PROLOG
Eine imaginäre Linie wurde gezogen. Sie trennte das Innen und das Außen, das Gut und das Schlecht. Bis es zu einer großen Bewegung kam. Zu groß, um sie aufzuhalten. Um die poröse Linie undurchdringbar zu machen, wurde erbarmungslos
Gebrauch von einem Bauwerk gemacht. Zuerst nicht mehr als ein Stacheldraht, bis daraus nach und nach eine Mauer wurde - unüberschreitbar für all jene, die nicht erwünscht waren.
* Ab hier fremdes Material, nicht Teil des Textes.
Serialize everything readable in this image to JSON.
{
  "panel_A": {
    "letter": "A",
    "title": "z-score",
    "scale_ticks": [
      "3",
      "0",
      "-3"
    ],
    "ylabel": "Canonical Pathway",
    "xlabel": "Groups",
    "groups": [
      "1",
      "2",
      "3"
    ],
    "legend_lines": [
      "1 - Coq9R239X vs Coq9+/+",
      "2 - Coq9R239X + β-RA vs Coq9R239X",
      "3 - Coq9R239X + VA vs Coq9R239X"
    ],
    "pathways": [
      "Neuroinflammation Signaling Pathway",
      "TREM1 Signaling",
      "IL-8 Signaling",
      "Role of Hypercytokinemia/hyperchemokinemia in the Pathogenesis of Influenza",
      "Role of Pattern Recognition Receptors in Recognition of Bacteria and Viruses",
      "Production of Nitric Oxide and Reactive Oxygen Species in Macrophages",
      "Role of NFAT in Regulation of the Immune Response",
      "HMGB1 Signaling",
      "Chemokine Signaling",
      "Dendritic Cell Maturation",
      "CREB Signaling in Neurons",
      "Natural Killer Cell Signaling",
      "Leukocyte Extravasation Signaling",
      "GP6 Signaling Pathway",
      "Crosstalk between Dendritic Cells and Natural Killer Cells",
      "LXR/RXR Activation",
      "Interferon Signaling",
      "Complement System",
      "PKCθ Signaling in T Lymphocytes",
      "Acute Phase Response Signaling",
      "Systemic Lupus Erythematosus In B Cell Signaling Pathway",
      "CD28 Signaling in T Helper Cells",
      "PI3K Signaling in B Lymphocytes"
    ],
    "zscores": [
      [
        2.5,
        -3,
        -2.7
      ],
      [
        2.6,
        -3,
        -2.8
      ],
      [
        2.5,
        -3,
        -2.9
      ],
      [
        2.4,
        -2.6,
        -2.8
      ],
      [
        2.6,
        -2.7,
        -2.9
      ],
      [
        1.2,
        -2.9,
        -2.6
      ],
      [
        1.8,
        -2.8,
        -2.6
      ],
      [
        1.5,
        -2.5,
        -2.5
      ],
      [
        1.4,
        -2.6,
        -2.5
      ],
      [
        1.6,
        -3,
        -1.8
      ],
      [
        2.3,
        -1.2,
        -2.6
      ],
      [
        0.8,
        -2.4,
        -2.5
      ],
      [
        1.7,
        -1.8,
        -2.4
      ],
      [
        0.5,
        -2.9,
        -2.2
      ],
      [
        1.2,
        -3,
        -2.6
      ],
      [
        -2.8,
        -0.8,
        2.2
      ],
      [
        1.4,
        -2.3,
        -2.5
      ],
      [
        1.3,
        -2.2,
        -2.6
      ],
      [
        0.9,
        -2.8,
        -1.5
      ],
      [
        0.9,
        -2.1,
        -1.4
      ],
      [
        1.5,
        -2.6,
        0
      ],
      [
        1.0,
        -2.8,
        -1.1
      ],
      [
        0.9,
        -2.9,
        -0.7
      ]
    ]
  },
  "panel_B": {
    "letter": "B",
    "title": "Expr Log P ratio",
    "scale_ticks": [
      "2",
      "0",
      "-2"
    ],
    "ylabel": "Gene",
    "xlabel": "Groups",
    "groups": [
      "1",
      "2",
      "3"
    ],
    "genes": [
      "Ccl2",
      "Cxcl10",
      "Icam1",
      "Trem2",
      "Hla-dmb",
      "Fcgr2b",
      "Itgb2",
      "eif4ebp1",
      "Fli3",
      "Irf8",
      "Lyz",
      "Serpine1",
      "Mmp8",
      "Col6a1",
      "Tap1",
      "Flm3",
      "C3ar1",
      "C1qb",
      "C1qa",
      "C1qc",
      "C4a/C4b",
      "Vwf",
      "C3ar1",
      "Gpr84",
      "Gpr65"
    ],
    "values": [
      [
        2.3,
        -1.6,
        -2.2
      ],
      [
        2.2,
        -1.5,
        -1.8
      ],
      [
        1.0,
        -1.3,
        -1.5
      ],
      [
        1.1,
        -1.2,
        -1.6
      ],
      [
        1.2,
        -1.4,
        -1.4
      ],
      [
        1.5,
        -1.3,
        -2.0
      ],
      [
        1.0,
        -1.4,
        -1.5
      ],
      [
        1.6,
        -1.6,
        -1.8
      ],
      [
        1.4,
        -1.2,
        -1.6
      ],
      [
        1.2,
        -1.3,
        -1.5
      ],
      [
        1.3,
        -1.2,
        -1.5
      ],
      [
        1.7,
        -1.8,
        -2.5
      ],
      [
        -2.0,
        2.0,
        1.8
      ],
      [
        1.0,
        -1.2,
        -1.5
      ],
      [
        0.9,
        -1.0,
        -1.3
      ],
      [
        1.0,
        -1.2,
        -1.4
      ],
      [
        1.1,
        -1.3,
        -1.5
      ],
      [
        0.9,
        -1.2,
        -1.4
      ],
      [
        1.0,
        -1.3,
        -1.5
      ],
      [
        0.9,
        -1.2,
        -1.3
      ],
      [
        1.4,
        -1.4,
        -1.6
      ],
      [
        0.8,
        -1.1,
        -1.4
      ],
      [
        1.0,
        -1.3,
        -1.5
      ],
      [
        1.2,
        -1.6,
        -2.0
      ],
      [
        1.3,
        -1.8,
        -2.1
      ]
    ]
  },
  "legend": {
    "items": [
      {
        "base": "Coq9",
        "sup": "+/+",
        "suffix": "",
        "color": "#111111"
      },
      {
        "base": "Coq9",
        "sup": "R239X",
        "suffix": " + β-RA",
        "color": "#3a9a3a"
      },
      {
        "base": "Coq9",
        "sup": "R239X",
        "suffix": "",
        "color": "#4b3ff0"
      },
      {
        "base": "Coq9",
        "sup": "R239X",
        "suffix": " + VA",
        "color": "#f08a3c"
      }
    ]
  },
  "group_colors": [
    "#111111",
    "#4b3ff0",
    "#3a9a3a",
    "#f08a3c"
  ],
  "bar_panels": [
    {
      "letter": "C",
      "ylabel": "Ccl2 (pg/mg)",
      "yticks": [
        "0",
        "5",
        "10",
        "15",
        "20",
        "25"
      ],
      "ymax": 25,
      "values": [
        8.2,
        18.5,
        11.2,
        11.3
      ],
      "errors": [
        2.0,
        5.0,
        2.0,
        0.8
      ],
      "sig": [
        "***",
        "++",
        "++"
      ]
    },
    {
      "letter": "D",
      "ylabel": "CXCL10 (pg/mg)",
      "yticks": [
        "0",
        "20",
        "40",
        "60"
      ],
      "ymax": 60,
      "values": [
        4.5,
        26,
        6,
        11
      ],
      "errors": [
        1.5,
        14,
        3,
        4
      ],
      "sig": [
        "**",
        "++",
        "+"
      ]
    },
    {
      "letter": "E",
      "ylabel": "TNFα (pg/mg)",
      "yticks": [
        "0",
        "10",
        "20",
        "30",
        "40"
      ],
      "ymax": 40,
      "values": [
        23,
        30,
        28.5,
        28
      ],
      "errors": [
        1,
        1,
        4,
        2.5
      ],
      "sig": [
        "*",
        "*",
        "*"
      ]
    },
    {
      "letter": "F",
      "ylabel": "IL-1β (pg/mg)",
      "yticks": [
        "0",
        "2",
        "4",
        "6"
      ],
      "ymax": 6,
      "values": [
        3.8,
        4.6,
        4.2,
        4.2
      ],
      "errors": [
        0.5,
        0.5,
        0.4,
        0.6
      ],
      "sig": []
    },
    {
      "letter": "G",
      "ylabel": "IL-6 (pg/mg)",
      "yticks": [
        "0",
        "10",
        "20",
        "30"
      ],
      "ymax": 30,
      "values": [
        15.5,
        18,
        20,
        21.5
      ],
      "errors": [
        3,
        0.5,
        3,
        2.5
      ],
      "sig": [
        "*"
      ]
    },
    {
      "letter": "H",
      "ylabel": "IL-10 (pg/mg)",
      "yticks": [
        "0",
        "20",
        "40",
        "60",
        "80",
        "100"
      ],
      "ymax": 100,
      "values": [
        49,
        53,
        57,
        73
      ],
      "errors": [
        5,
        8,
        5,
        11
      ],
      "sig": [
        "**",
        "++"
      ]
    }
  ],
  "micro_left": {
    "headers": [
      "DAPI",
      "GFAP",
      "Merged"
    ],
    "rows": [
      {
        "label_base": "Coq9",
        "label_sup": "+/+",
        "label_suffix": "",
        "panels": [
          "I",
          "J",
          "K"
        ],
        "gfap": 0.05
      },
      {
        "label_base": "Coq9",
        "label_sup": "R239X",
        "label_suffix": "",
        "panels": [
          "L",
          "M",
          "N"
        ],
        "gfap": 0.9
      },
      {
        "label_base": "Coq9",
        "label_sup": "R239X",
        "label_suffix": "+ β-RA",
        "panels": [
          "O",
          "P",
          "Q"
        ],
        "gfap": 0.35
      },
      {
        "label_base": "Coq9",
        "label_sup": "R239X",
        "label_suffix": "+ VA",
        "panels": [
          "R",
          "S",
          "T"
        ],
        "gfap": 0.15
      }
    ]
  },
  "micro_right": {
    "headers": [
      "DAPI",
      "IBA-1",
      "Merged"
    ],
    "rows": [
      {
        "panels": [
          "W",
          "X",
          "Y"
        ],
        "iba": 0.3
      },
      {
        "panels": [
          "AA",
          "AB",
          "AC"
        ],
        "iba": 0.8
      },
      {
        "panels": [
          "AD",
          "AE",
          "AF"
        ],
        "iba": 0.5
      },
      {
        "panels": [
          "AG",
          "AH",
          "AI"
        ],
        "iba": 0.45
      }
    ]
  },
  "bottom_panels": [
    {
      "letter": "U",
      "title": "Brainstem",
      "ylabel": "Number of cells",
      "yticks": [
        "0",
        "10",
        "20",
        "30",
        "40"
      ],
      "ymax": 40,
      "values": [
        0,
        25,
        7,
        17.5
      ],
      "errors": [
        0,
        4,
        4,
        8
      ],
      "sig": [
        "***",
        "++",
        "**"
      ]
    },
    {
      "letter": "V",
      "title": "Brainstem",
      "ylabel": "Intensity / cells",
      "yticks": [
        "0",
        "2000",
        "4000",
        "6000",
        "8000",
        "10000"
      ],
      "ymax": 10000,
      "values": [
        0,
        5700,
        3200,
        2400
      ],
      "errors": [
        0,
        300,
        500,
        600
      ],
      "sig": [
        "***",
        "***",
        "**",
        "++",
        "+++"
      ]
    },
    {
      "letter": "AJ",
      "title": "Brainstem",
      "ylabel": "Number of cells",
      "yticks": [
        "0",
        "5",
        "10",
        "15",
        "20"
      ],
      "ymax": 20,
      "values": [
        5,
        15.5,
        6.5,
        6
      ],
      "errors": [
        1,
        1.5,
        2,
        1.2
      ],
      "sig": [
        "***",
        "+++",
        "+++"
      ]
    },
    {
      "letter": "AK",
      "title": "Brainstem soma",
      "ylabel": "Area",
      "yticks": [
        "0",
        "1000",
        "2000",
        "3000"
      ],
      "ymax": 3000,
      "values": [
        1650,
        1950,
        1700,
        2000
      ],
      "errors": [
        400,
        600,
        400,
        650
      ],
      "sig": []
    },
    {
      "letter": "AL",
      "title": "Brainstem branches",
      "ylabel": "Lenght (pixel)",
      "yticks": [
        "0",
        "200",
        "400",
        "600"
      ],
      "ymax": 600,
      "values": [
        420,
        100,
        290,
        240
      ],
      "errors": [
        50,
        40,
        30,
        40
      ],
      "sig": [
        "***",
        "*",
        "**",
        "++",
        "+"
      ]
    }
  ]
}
Die Grenze war ein Meisterwerk.
HEUTE
Archäologen haben eine zweite Welt gefunden – alt und unter der Erdoberfläche vergessen. Eine Welt, die in Trümmern liegt. Eine Welt, voll von Städten. Doch diese Städte waren anders. Eingeschlossen und abgegrenzt. Lebab hat nichts mit dieser Definition von Stadt gemein. Es gibt keine Stadtplanung, keine Macht. Wir leben in einem Netzwerk, einer freien Gesellschaft ohne Grenzen, in permanenter Veränderung und Transformation. Es ist eine Art des Denkens, des Imaginierens. Der Ort ist über seine Identität hinausgewachsen. Wie eine Flüssigkeit passt sich Lebab immer wieder an. Aber wem erzähle ich das?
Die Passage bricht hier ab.